A Beaver Fountain
We were now a half-mile away from the house up the pond and for the first time realized that we were victims of a perfidious beaver trick. His sole purpose was, clearly, to allure us as far away from his house and his family as possible, and he had won.
About fifteen years previously a fire had burned over nearly a hundred acres of forest on the northern shore of Otter Pond, and this was now grown up with poplar and white-birch saplings. The bark of both these trees is used as food by the beavers, and they were now busily at work cutting down, clearing away, and storing for winter use this second growth of timber.
Unlike the bear. Brother Beaver is very thorough and economical in his operations. Nothing is wasted. He cuts down a tree with his chisel-shaped teeth, takes out a chip just such as comes from a lumberman's ax, cuts the tree into approximately four-foot lengths, trims out the branches, and carries away every scrap of it, even the small twigs. Nothing is left where the tree fell but stump and chips. What is not required for immediate use is piled up under water to keep the bark soft and fresh for winter consumption. And when he has peeled and eaten the bark from a stick, he saves that stick for use in enlarging his house or in repairing his dam.
At one corner of the pond was a swampy place through which a system of canals had been dug, down which the lumber might be floated to the open water on the way to the storage place. There were also roadways on the hillside, cleared and smooth, down which hundreds of sticks had been dragged to the water. About ten acres had been thoroughly cleared, and there were signs of activity on every hand, but most of the actual work was done at night. The beaver was the pioneer civil engineer of the American continent. At Otter Pond he had repaired and rebuilt a dam which had been used by a lumber company twenty years before.
The Dutch Oven
To return to the discussion at our evening meal of the meat famine: Bige said that if we would get up early in the morning, long before sunrise, and go across the pond and up into the mouth of Fox River, we should find deer feeding there on the yellow pond lilies and button grass. We would have to find a hiding place before it got light, as the deer seldom stayed long at the water after sunrise.
So in the chill and shivery hours of the following morning we were on our way, I in the bow of the boat headed forward with my Winchester across my knees, and Bige operating a "still paddle" at the stern. By this method the paddle is not lifted out of the water; it is merely turned in the water so that the sharp edge of the blade is presented on moving it forward and the broad side is against the water on pushing it back. No ripple is made, or other sound, and the boat moves forward like a ghost through the darkness. A dense fog had settled down near the water, but it was clear overhead.

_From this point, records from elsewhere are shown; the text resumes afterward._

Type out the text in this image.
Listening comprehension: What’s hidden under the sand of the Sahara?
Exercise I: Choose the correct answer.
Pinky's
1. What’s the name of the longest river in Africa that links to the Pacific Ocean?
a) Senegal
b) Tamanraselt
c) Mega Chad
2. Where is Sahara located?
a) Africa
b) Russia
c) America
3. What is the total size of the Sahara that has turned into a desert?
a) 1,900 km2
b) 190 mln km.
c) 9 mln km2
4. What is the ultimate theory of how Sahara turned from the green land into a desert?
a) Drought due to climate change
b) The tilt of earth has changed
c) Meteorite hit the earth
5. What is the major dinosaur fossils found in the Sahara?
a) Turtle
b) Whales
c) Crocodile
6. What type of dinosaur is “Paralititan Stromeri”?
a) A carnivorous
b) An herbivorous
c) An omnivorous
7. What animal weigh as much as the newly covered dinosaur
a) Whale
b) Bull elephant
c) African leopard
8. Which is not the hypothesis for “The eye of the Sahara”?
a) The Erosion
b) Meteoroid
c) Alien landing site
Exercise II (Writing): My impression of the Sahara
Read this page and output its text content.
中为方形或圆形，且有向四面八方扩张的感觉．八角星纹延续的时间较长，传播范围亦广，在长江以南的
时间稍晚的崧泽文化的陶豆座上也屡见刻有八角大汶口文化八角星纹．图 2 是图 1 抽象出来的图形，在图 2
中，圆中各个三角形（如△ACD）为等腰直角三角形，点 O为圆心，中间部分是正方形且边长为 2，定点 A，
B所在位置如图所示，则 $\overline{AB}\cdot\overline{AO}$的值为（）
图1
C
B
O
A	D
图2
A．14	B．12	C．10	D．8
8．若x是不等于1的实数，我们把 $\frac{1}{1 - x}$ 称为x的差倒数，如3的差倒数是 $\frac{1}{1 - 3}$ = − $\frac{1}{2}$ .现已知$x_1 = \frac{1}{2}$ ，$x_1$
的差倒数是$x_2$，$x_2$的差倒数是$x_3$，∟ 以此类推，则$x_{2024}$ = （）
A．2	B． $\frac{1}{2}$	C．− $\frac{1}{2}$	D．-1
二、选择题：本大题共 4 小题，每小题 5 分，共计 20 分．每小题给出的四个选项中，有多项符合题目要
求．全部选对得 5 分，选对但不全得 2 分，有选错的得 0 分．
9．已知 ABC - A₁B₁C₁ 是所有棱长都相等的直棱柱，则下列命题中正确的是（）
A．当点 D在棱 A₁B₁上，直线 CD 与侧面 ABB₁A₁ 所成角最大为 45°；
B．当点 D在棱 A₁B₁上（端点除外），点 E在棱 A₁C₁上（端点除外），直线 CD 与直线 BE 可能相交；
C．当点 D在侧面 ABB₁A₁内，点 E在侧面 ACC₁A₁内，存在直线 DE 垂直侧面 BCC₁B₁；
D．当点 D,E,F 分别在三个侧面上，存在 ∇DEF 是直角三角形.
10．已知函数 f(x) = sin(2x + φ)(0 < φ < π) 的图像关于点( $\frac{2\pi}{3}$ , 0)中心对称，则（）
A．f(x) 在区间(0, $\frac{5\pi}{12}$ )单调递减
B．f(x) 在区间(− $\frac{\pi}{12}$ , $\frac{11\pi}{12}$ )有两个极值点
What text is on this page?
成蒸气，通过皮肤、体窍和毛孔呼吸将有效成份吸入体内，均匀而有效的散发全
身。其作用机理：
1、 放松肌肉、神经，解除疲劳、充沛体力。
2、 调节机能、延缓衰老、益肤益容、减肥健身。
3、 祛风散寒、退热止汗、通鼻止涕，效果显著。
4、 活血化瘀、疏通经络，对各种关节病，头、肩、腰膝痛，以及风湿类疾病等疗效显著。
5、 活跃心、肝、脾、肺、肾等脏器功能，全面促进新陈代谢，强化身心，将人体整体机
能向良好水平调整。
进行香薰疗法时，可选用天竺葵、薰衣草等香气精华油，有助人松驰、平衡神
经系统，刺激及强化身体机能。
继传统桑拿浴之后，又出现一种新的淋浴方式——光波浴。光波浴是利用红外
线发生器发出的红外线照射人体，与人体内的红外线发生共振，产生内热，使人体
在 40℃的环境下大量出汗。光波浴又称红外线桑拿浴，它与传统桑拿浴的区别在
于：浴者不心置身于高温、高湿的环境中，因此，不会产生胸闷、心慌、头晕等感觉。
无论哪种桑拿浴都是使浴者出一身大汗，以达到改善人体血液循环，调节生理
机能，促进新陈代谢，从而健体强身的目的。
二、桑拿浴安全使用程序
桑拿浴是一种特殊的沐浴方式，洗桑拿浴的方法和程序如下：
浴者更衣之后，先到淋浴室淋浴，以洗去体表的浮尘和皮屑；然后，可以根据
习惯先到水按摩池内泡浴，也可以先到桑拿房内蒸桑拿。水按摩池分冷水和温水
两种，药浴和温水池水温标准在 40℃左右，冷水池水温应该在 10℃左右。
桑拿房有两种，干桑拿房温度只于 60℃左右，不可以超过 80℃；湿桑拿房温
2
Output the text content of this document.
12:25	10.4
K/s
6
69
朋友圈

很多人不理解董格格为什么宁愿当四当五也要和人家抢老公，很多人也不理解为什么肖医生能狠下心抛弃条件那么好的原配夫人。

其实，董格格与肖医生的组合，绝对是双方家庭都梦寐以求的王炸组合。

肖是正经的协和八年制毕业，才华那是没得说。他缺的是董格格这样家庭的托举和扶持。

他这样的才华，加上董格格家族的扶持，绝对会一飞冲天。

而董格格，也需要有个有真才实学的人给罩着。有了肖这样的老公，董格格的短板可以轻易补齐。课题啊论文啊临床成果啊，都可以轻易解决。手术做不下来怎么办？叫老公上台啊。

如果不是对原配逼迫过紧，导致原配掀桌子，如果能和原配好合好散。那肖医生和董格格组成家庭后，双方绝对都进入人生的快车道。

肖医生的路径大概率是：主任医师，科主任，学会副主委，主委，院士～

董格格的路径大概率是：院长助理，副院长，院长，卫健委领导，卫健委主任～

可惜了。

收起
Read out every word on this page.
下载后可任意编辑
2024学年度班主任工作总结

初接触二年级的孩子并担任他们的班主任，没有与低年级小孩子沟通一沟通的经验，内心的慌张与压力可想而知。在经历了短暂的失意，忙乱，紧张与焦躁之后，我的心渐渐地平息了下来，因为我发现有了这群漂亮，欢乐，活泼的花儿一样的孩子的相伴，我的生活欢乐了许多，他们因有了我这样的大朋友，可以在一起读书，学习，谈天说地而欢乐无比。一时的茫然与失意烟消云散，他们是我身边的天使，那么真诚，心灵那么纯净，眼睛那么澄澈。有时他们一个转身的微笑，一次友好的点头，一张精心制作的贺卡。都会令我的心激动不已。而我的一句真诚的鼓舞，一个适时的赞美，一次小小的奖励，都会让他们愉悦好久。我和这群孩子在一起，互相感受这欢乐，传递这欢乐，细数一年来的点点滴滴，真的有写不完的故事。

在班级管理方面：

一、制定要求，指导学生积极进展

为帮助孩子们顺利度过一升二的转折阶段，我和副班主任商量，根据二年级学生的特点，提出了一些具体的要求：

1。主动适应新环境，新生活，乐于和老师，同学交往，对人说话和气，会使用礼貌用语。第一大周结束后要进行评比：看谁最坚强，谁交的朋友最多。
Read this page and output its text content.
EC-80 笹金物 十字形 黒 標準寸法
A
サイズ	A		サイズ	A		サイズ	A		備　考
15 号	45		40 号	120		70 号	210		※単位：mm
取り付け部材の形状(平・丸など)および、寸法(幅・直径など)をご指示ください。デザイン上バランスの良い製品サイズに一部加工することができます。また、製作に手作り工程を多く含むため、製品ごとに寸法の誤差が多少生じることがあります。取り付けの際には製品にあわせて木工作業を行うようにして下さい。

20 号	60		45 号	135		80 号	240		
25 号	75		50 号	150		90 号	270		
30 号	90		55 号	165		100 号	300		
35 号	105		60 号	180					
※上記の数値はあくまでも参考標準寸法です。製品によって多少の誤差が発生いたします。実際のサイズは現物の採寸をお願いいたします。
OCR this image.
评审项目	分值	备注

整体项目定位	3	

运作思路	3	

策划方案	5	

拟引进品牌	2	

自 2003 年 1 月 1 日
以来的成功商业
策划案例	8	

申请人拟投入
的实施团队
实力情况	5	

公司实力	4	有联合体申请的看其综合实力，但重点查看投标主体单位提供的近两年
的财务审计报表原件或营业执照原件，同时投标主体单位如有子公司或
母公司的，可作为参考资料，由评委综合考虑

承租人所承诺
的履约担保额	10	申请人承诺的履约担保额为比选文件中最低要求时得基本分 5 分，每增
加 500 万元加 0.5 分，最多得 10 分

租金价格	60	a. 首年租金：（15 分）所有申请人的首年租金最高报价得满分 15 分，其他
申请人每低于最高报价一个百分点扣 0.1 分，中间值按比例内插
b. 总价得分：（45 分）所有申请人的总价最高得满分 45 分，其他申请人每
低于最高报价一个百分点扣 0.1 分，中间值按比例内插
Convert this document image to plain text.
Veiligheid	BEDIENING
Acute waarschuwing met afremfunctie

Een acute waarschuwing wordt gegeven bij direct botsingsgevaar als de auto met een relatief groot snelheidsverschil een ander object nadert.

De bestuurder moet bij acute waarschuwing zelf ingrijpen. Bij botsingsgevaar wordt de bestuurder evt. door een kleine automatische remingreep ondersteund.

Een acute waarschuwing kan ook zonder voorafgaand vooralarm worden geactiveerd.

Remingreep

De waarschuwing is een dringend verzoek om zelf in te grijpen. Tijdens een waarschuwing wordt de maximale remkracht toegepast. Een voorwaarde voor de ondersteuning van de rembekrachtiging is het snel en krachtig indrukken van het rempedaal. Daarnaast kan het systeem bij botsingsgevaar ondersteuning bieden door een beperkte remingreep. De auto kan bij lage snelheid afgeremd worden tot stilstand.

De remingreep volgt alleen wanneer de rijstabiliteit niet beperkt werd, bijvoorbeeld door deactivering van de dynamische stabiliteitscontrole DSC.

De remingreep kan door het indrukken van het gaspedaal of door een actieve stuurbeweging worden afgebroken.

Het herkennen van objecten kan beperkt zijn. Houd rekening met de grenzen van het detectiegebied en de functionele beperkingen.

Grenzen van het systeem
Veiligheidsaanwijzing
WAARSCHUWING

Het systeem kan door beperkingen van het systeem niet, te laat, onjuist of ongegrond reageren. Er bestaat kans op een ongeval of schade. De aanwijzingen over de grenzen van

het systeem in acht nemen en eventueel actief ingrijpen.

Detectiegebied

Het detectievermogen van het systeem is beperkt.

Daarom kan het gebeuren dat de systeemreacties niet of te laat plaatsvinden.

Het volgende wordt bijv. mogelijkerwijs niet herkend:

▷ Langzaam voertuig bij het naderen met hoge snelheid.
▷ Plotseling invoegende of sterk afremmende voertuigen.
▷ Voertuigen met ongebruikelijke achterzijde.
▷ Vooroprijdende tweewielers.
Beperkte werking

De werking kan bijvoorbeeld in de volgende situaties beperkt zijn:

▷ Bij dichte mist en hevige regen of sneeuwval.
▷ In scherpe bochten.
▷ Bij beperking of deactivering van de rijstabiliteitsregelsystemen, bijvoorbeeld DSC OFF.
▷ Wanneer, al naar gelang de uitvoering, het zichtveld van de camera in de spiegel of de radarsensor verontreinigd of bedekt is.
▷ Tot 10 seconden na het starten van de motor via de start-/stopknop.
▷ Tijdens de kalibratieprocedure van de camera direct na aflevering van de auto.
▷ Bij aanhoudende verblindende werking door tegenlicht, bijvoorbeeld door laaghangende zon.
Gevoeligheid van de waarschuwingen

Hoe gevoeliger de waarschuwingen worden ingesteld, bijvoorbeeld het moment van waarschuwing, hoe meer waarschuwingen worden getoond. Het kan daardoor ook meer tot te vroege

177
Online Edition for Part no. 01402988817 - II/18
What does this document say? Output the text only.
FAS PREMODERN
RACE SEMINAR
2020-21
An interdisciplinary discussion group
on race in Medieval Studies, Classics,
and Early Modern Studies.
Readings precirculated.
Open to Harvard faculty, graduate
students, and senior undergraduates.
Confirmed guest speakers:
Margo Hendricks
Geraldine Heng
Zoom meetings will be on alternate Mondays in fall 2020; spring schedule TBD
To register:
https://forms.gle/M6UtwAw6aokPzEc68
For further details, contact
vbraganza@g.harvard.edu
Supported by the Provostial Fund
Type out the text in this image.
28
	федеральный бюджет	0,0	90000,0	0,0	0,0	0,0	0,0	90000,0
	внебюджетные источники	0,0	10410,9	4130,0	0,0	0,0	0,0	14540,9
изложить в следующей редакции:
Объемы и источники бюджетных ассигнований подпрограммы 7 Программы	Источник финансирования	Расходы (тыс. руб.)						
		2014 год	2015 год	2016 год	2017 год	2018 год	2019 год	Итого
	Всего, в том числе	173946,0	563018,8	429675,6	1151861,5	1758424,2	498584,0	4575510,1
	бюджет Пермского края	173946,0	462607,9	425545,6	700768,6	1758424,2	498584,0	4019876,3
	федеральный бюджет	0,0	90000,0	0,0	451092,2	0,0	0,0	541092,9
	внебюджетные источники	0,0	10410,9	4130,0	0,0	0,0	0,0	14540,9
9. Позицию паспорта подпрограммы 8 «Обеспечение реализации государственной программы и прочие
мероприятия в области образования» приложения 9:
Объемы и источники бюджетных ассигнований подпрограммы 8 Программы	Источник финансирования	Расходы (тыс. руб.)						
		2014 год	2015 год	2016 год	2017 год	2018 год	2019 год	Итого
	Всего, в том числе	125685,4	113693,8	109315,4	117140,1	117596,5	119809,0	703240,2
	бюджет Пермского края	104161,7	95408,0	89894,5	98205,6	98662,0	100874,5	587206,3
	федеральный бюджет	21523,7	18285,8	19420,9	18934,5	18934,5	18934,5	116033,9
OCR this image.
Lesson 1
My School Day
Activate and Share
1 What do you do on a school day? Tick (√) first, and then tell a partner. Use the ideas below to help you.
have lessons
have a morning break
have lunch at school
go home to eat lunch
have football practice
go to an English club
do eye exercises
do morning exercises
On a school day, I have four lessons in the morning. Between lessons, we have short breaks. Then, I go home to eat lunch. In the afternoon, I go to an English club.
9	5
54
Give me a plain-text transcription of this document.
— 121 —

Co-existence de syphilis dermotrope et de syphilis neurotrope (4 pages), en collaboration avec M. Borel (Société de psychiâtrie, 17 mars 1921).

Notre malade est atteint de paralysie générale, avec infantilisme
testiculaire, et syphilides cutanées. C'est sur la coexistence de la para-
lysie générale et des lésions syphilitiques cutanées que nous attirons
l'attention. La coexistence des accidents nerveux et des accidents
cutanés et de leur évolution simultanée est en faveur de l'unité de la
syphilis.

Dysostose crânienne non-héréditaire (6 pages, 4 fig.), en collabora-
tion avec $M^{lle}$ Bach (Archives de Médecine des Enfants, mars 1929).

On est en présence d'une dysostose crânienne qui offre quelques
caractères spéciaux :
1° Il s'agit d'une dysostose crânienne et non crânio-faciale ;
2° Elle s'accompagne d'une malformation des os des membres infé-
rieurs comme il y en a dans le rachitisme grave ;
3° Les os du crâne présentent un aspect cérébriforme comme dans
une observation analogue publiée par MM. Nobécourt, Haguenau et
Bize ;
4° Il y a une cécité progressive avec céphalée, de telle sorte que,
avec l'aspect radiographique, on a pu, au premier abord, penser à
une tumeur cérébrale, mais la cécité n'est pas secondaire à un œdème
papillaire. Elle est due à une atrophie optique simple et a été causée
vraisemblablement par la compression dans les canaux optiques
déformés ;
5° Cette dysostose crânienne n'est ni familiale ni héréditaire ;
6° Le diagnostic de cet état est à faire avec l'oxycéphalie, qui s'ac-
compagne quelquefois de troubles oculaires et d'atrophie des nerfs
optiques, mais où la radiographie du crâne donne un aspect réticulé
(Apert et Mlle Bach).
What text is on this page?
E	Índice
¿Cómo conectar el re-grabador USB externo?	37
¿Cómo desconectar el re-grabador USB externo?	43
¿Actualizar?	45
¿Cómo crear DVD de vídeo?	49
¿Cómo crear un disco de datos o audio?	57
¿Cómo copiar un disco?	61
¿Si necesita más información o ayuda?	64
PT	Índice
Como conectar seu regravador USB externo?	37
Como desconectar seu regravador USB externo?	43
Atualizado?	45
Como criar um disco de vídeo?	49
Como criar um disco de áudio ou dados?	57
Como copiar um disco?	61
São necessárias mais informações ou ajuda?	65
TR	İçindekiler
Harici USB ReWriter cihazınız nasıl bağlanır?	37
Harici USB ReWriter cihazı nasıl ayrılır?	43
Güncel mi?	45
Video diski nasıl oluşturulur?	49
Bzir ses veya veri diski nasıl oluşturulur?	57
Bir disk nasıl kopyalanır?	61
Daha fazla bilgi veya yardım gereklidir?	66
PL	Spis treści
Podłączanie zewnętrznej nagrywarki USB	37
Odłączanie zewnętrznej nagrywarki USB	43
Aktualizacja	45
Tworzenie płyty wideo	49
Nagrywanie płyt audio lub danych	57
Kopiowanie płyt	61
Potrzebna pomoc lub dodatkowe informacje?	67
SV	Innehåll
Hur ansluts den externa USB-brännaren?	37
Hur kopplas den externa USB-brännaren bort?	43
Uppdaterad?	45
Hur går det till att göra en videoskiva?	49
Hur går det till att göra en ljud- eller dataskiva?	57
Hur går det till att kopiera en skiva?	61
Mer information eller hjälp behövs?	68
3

Groping along the opposite shore through the fog, we made our way finally into the mouth of Fox River and immediately heard a great splashing and sloshing just ahead. It sounded as if a lot of cattle might be wading across the stream, but we could see nothing but fog. Bige whispered from the other end of the boat: "There's a whole herd of them; pick the one with the biggest horns." I cocked my rifle so as to be ready for a quick shot, while Bige pulled the boat up along shore behind an overhanging wild-rose bush, and we waited with nerve and muscle tense. The splashing continued for what seemed a long time. Finally the rising sun crept over the hilltop and the fog rolled slowly up like a proscenium curtain in a theater and disclosed, at a distance of about thirty yards, a doe standing in the shallow water and quietly eating button grass, while two spotted fawns were playing tag, racing up and down, splashing water in every direction. With head and tail erect they would run about, kicking up their heels and snorting like a lot of calves at play in a barnyard.